A maioria dos problemas que enfrentámos nas nossas vidas nunca existiu verdadeiramente. Por outras palavras, esses problemas apenas existiram no interior das nossas mentes. Mas a dor que eles provocam, essa é bem real. Lá longe, Séneca já tinha concluído que sofríamos mais na nossa imaginação do que no mundo exterior.
Muitos desses problemas advêm da dificuldade de lidarmos com a complexidade do fluxo temporal. Os nossos pensamentos estão constantemente a ser canalizados para remorsos e saudades do passado e para antecipações e ansiedade em relação ao futuro. E, enquanto seres conscientes, experimentamos dor quando pensamos sobre arrependimentos do passado e receios futuros.
Assim se vai o presente afundando no passado e drenando para o futuro. Assim se desperdiça tudo o que, em verdade, possuímos.
Tudo o que do passado recordamos só existe agora, no presente, sob a forma de memórias. É nesse formato que sobrevivem, por exemplo, os bons momentos que passámos com aqueles que amamos, mas que já partiram. Por seu turno, tudo o que o futuro nos haverá de entregar ainda não está nas nossas mãos. Os planos para o amanhã e para o depois de amanhã mais não são do que previsões com a data de hoje.
Por isso é que Bernardo Soares fazia questão de afirmar poeticamente que vivia sempre no presente. Ao semi-heterónimo de Fernando Pessoa pouco lhe importava o que já não tinha (passado) e o que ainda não conhecia (futuro).

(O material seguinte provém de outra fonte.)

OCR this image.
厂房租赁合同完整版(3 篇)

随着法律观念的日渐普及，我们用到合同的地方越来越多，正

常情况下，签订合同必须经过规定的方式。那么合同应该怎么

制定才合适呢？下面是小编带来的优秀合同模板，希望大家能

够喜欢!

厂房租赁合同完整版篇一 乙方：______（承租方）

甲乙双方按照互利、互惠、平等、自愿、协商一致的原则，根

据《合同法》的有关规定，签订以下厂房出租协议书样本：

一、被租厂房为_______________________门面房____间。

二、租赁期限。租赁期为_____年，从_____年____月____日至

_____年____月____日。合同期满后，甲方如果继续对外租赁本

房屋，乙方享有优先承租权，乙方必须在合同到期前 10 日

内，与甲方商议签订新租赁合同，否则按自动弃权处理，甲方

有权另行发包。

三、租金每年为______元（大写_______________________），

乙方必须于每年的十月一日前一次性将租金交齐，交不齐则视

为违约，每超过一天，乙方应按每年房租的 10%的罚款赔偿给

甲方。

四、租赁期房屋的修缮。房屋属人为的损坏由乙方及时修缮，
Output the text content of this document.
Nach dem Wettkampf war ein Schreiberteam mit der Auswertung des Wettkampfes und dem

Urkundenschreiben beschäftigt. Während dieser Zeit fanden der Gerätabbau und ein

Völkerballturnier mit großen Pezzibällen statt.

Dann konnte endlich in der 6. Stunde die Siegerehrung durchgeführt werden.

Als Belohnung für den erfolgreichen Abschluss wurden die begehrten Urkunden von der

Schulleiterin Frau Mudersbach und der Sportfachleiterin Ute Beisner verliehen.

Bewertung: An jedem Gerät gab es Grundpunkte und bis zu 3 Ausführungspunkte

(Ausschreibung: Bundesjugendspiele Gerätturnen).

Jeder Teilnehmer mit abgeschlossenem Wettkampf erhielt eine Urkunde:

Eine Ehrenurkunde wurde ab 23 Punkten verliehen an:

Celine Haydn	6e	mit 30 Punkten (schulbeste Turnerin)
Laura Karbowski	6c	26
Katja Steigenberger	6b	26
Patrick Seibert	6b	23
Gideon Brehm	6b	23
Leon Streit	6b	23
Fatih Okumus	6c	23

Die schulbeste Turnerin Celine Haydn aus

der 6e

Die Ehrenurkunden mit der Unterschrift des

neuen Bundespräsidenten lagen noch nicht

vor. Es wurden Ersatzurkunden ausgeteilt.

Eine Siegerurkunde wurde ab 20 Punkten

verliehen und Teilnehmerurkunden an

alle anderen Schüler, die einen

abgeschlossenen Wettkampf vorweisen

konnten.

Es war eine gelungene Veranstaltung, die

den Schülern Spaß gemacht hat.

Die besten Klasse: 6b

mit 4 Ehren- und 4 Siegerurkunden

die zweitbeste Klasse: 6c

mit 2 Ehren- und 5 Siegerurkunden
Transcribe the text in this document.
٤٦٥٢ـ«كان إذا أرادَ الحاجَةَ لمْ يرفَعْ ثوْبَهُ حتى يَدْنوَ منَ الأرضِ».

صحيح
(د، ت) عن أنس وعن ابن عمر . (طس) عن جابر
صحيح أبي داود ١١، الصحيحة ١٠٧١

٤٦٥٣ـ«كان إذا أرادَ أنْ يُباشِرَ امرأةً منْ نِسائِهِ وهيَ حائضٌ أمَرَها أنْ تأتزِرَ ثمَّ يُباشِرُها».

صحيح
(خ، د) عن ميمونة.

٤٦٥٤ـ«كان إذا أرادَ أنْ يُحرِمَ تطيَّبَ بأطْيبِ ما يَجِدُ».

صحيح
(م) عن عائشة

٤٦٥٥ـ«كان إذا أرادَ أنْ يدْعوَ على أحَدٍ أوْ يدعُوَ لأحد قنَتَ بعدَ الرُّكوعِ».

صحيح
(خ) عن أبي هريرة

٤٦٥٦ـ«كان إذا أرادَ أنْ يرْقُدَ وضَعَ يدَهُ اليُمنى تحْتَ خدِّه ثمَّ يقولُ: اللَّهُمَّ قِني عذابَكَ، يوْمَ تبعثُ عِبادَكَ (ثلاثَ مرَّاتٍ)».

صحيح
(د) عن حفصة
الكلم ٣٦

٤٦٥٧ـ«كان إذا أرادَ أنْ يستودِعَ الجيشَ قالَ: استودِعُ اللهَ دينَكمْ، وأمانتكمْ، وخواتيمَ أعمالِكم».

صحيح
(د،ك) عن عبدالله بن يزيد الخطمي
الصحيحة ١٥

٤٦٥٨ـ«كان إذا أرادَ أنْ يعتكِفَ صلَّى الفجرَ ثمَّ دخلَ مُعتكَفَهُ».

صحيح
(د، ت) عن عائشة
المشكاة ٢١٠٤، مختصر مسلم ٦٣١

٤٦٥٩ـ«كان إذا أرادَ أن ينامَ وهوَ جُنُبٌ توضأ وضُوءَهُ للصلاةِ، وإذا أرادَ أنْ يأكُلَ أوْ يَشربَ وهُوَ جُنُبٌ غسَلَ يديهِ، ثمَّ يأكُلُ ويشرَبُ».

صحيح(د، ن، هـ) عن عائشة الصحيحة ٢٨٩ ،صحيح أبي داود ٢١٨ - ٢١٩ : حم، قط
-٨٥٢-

Talvez só sejamos verdadeiramente livres quando formos capazes de nos soltar das amarras do passado e das correntes do futuro, vivendo plenamente o dia de hoje.
Mas, mesmo focados no presente, o desperdício do pensamento prolonga-se. São constantes as preocupações com forças e agentes que não controlamos e a atenção a processos para cujo o desfecho somos impotentes. Quanto mais almejamos essas estranhas formas de omnisciência e omnipotência, mais prolongamos o naufrágio nesse inavegável mar de tormento.
Só existe o presente e uma parte do presente é tudo o que de verdadeiramente dispomos. Mesmo assim, ou o presente é perfeito ou mais-que-perfeito ou nada o foi ou poderá ser.